Elke bijkomende informatie over de inhoud ervan kan worden gevraagd aan de leraar van het desbetreffende vak, de verantwoordelijke opvoeder en de directie. Buiten de ouderavonden die tijdens het schooljaar zijn gepland, kunnen de ouders een afspraak maken door telefonisch contact op te nemen met het schoolsecretriaat. 10.2. De rapporten worden regelmatig uitgereikt, ze omvatten informatie over het dagelijks werk en de examenresultaten of de balans. 10.3. De minderjarige leerling dient zijn rapport te overhandigen aan zijn ouders van zodra hij het in zijn bezit heeft. 10.4. Het ondertekend rapport wordt uiterlijk de daaropvolgende maandag aan de leraar overhandigd. 11. Schoolkalender. De schoolkalender (verloven, rapporten, examens, ouderavonden) wordt via een bericht in de schoolagenda bij de aanvang van het schooljaar meegedeeld. 12. Voorwaarden tot welslagen. 12.1. De verantwoordelijkheid voor de evaluatie van de opleiding van de leerling en voor de beslissing om de leerling te laten overgaan naar het volgende jaar, wordt collegiaal uitgeoefend.

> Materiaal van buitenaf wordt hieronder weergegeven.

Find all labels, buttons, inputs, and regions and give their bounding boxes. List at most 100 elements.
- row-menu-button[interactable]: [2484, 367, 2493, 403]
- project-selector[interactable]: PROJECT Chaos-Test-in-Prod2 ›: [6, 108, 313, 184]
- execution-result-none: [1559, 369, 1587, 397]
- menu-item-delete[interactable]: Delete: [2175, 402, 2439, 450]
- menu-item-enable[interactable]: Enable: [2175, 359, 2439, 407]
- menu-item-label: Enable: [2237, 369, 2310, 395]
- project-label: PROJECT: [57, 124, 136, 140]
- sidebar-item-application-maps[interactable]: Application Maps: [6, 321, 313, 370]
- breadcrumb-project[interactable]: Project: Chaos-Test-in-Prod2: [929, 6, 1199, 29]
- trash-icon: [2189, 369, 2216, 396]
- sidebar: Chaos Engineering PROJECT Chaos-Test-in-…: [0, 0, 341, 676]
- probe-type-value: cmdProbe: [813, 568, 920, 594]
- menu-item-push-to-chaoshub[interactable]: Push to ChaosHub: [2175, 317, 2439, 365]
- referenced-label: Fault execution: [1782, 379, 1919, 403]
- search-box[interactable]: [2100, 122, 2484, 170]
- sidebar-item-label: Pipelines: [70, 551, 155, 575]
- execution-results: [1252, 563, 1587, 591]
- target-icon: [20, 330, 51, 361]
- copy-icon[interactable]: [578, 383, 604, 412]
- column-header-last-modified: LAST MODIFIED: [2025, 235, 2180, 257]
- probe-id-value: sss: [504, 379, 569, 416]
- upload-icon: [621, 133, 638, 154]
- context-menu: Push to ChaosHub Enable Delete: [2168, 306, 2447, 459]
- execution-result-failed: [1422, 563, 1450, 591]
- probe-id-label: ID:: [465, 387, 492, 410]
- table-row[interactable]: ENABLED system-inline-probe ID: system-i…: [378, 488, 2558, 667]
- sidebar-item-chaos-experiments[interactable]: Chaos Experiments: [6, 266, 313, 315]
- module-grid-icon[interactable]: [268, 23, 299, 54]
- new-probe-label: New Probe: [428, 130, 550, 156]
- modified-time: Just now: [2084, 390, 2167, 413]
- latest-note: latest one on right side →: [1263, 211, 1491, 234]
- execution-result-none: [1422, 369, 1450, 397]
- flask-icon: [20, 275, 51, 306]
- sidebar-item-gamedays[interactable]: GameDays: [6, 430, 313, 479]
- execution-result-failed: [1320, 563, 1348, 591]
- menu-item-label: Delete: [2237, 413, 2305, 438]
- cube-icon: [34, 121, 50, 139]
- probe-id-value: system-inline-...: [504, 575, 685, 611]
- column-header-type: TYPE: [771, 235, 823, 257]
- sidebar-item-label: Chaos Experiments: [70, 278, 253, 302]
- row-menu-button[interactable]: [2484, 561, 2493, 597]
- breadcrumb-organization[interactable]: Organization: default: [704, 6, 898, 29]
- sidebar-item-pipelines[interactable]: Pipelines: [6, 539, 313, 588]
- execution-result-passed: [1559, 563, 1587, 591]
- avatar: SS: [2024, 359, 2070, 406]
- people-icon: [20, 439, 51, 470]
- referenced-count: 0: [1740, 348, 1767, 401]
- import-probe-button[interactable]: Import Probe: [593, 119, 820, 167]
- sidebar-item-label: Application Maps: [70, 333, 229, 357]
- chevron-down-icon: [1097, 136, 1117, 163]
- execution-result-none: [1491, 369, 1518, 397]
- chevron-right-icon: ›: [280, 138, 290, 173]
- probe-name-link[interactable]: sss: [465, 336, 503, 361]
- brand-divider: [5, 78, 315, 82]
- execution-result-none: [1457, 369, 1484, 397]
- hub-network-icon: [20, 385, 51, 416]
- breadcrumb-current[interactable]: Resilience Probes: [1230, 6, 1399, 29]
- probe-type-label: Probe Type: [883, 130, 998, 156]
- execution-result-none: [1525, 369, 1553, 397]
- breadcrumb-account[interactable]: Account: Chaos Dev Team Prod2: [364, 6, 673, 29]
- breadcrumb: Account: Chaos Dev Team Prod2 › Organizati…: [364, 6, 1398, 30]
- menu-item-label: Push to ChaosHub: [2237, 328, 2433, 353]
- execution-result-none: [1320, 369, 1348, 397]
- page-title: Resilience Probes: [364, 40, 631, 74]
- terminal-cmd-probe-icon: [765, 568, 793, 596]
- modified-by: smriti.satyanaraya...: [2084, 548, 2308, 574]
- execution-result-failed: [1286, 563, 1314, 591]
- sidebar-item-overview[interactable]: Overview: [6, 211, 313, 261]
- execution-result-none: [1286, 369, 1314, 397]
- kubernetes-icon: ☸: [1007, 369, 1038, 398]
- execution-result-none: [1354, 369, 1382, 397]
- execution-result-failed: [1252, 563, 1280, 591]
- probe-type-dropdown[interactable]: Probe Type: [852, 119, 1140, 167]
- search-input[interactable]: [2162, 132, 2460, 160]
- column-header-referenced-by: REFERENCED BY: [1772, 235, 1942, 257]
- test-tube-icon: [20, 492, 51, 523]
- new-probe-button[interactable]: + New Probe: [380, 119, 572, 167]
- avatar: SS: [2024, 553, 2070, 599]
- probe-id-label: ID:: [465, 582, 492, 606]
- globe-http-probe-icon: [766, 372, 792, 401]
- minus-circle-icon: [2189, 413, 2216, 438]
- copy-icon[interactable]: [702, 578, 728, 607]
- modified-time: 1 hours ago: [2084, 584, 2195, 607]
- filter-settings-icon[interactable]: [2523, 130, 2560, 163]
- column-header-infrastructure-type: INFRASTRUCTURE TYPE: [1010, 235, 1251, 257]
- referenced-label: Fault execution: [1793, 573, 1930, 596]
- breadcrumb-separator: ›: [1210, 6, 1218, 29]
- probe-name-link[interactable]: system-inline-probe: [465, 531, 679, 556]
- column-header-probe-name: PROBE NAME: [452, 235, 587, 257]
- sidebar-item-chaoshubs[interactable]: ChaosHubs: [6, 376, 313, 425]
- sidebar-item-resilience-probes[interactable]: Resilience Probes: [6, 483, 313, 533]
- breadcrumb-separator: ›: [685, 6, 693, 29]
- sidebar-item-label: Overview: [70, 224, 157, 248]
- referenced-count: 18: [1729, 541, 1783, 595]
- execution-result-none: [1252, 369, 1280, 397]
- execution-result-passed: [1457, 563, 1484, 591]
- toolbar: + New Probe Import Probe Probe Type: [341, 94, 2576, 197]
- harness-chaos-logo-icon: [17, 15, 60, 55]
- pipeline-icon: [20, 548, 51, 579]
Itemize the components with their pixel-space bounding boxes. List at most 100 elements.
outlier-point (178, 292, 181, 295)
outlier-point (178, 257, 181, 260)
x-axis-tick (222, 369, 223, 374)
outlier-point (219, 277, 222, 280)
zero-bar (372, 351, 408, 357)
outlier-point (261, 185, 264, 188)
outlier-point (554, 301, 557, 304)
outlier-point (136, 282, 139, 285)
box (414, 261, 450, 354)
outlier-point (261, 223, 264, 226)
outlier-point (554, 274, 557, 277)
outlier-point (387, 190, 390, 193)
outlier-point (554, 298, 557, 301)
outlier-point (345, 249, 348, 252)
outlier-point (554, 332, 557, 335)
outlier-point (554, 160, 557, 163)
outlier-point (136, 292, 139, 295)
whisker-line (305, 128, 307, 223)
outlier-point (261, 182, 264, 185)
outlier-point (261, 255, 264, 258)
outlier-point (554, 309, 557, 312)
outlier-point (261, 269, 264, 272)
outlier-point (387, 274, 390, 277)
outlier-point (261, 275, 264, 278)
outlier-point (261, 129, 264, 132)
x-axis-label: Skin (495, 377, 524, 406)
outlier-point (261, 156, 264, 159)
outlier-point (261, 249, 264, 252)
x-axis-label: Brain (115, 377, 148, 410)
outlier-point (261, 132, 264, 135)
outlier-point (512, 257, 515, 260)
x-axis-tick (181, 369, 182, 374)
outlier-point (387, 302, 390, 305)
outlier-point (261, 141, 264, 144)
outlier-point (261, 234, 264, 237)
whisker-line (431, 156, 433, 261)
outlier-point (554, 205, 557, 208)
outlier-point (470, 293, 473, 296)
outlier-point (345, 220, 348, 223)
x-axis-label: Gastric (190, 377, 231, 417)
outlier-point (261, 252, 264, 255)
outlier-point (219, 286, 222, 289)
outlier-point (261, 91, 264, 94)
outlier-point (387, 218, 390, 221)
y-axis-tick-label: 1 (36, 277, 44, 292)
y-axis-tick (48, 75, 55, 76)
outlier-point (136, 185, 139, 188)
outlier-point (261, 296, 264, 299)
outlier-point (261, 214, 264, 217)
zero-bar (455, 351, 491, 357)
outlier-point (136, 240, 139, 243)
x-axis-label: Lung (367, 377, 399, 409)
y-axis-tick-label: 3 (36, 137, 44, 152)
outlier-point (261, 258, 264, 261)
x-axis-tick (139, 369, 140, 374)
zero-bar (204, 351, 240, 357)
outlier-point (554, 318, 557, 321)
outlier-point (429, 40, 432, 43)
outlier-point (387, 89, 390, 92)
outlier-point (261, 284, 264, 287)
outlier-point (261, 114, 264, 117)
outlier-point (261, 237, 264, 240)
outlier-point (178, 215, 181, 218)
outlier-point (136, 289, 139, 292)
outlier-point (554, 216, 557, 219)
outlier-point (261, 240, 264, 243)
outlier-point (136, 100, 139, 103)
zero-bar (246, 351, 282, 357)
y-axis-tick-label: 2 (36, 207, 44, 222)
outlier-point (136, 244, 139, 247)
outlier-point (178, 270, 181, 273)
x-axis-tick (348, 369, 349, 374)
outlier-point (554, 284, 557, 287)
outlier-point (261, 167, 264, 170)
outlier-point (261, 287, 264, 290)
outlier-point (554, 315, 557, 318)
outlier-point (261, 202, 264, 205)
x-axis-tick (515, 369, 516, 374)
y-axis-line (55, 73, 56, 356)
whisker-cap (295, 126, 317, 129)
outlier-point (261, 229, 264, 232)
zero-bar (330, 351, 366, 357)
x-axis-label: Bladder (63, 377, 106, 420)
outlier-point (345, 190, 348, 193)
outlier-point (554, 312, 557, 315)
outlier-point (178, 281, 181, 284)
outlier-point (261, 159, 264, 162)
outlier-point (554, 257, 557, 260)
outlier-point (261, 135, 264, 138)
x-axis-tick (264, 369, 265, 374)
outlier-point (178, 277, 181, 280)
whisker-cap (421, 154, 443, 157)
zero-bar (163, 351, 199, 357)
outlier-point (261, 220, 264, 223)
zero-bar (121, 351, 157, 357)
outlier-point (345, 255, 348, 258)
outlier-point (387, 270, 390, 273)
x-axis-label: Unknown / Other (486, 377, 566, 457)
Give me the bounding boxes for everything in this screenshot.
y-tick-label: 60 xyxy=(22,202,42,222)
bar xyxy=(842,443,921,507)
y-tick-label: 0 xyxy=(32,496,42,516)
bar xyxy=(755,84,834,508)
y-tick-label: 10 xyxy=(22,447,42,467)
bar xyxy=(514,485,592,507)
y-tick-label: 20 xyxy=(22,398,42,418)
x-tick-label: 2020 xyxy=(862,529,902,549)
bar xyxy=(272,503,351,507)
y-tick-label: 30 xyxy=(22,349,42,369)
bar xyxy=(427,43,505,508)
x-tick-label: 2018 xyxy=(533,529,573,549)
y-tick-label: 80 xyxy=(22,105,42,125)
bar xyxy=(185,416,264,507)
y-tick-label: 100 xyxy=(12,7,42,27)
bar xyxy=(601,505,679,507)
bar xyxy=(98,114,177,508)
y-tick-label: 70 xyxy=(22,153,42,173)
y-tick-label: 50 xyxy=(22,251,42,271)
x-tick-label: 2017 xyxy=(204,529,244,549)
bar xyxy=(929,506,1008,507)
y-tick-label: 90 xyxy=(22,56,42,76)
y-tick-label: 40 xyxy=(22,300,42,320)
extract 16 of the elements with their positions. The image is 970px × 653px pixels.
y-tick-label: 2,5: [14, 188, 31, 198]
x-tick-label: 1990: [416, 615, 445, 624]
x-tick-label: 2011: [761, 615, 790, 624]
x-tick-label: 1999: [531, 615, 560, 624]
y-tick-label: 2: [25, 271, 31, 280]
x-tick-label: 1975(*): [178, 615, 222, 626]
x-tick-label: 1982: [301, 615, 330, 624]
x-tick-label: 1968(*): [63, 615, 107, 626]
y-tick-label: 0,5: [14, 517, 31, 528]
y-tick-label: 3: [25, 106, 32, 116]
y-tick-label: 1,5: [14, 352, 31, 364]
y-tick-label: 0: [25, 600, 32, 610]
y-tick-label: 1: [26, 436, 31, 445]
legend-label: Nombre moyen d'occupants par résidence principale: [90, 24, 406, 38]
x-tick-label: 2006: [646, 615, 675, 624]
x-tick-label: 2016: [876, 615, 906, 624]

Ze behoort tot de klassenraden, met inachtneming van de geldende decretale of reglementaire bepalingen die zijn vastgesteld door de Franse Gemeenschap. Deze bepalingen liggen ter inzage op het schoolsecretariaat, waar bijkomende inlichtingen kunnen worden verschaft. 12.2. Gedragscijfer Dit cijfer heeft geen determinerende waarde en mag de loop van de deliberaties niet beïnvloeden, behalve indien nauwkeurige normen inzake sociaal gedrag deel uitmaken van de pedagogische opleiding met betrekking tot bepaalde disciplines, in samenhang tot het profiel van het vak (hygiëne en sociaal gedrag in beroepen in de dienstverlening en de voeding).
Het aftrekken van punten van het gedragscijfer is een objectieve doch voorlopige beoordeling van de ernst van een of meerdere feiten die op zich of in combinatie kunnen leiden tot een tuchtstraf. 13. Tuchtstraffen De ordemaatregelen en tuchtmaatregelen die ten opzichte van de leerlingen kunnen worden genomen alsook de beroepsprocedures die er kunnen worden tegenovergesteld, zijn vermeld in het besluit van het College van de Franse Gemeenschapscommissie van 27 mei 1999 tot vaststelling van reglement betreffende de tuchtmaateregelen voor de leerlingen van het normaal en bijzonder basisonderwijs en secundair onderwijs dat wordt georganiseerd door de Franse Gemeenschapscommissie. Dit besluit is gevoegd bij dit huishoudelijk reglement en maakt er deel van uit overeenkomstig artikel 76, 4°, van het decreet van de Franse Gemeenschap van 24 juli 1997 tot vaststelling van de prioritaire opdrachten van het basisonderwijs en secundair onderwijs en tot instelling van de structuren om deze te bereiken.